Nota: Filme exibido para os associados no dia 17/08/24
Sinopse: Undine trabalha em Berlim como historiadora e guia para o desenvolvimento da cidade. Mas sob a aparência de sua vida pacata esconde-se um velho mito: se o homem que Undine ama a trai, ela tem que matá-lo e voltar para a água de onde ela veio.
Christian Petzold é um cineasta interessado mais na transição entre o verossímil ao gênero fantástico e fazendo com que determinados mitos obtenham algum fundamento. No ótimo "Afire" (2023), o gênero fantástico vindo da literatura se funde com os dilemas e adversidades da realidade em que os protagonistas daquele filme se encontram e se criando ali um belo estudo sobre o comportamento humano perante até mesmo aos sentimentos, por vezes, quase nunca correspondidos. Em seu filme anterior, "Undine" (2024), o cineasta abre um leque de diversas possiblidades de uma relação amorosa que desencadeia diversas teorias sobre a real natureza da protagonista.
Na trama, Undine (Paula Beer) trabalha como historiadora e dá palestras sobre o desenvolvimento urbano de Berlim. Mas quando o homem que ela ama a deixa, o mito antigo lhe alcança. Porém, antes disso, ela conhece uma nova paixão, mas ao mesmo tempo não escapando de sua misteriosa natureza.
Mais do que um simples romance, Christian Petzold fala sobre a própria Alemanha em si, construída através de mitos, heróis, políticos e mudanças de governo ao longo dos séculos. No primeiro caso, por exemplo, esse é representado pela própria protagonista, cujo seu nome se baseia no famoso mito de Undine, a ninfa do amor que vive nas águas. Ela adquire forma humana quando se relaciona com um ser humano, mas uma vez que essa relação não dá certo ela o mata e logo em seguida volta para as águas.
Se a pessoa vai assistir esse filme sem as informações acima logo irá achar que a história poderá se enveredar para um filme de suspense ou até mesmo policial. Isso ocorre devido ao fato de os primeiros minutos a protagonista fazer uma declaração pesada para o seu ex e fazendo com que obtenha a nossa atenção para vermos até onde isso irá chegar. Porém, uma vez que ela conhece um novo amor o filme se envereda para um outro caminho.
Na medida em que essa relação avança Christian Petzold constrói um enredo que nos leva a crer que algo estranho está no ar e que a qualquer momento a história de amor possa virar uma grande tragédia. Tudo isso baseado na ação e reação dos seus personagens, onde os olhares falam mais por si do que meras palavras, principalmente em uma cena importante que ocorre em uma ponte e se tornando uma das partes mais importantes da obra. É aí então que o realizador nos coloca em dúvida sobre o que estamos assistindo.
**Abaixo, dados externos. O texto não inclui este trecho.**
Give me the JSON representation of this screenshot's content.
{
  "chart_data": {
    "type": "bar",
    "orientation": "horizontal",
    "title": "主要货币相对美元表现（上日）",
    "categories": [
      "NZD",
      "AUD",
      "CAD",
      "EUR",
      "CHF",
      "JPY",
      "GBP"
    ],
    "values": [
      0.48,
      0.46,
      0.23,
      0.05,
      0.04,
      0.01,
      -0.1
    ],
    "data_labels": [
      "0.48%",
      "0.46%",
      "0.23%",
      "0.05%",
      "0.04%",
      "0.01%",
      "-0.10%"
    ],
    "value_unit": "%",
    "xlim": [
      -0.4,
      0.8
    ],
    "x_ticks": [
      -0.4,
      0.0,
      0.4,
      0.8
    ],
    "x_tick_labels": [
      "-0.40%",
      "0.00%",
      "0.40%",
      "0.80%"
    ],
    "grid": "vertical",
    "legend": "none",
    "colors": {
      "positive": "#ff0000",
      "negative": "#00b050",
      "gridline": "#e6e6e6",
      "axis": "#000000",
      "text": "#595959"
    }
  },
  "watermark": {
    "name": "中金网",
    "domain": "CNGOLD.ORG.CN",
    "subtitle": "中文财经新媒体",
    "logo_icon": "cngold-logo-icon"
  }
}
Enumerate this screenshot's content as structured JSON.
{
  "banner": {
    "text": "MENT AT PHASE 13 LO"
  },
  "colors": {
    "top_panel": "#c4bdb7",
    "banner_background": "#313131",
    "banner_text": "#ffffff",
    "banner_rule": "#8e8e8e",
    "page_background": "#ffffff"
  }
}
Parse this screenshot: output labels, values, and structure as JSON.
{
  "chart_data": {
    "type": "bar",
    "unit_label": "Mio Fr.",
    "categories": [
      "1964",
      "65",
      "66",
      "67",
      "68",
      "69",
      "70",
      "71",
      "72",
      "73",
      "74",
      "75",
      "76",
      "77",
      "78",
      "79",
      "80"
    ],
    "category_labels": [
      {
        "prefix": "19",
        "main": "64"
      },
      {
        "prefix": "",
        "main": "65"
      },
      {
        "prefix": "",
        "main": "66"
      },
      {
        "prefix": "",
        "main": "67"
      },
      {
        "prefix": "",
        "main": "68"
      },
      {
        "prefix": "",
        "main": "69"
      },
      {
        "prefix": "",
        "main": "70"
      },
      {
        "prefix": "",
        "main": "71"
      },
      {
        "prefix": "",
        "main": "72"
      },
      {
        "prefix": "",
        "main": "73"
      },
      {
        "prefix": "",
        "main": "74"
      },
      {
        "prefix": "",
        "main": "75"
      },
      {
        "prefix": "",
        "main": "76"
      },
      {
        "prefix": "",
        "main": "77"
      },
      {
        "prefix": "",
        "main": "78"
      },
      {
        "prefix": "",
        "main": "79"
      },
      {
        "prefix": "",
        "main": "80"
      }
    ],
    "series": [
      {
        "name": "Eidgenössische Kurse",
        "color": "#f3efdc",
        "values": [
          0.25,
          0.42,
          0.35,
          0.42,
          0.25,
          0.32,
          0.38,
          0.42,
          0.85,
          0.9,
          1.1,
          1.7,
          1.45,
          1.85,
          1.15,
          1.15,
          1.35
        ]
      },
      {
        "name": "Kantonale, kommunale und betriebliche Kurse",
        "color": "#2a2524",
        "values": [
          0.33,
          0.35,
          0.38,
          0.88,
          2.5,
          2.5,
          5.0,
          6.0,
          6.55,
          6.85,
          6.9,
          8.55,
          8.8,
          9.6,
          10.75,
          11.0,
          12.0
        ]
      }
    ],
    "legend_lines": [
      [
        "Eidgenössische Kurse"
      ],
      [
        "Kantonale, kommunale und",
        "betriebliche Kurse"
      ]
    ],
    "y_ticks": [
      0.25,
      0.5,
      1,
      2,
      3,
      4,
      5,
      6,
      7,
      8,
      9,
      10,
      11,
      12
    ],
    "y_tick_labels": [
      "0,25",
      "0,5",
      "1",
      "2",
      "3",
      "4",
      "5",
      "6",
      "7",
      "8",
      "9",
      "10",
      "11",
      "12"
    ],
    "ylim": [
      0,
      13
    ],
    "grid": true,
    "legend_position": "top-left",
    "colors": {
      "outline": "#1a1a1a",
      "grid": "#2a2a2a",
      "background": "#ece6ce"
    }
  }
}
O filme nos deixa em dúvida se estamos testemunhando algo que realmente aconteceu ou se não passa de algum sonho febril de alguns dos personagens. Essa teoria se fortalece ainda mais quando o real se torna secundário e fazendo com que o mito alemão ganhe corpo dentro da história e ganhando assim novas camadas. Se o cruzamento entre fantasia e realidade se torna eficaz isso não se deve somente ao seu realizador, como também aos interpretes Paula Beer e Franz Rogowski que dão ao máximo de si em quase todas as cenas.
O ato final, enfim, fecha um círculo e se alinhando com perfeição com relação ao mito, mesmo se passando em tempos contemporâneos da Alemanha. Ao meu ver, o realizador quer nos dizer que as cidades sempre irão obter a sua metamorfose, mas as velhas histórias sempre estarão lá para se reerguer das águas e nos dizer para jamais subestimarmos determinadas velhas crenças, mesmo quando elas se tornam cada vez mais infundadas hoje em dia. "Undine" é mais um belo trabalho de Christian Petzold, onde o realismo se torna um mero detalhe e a força de um mito se torna a força matriz dentro do filme.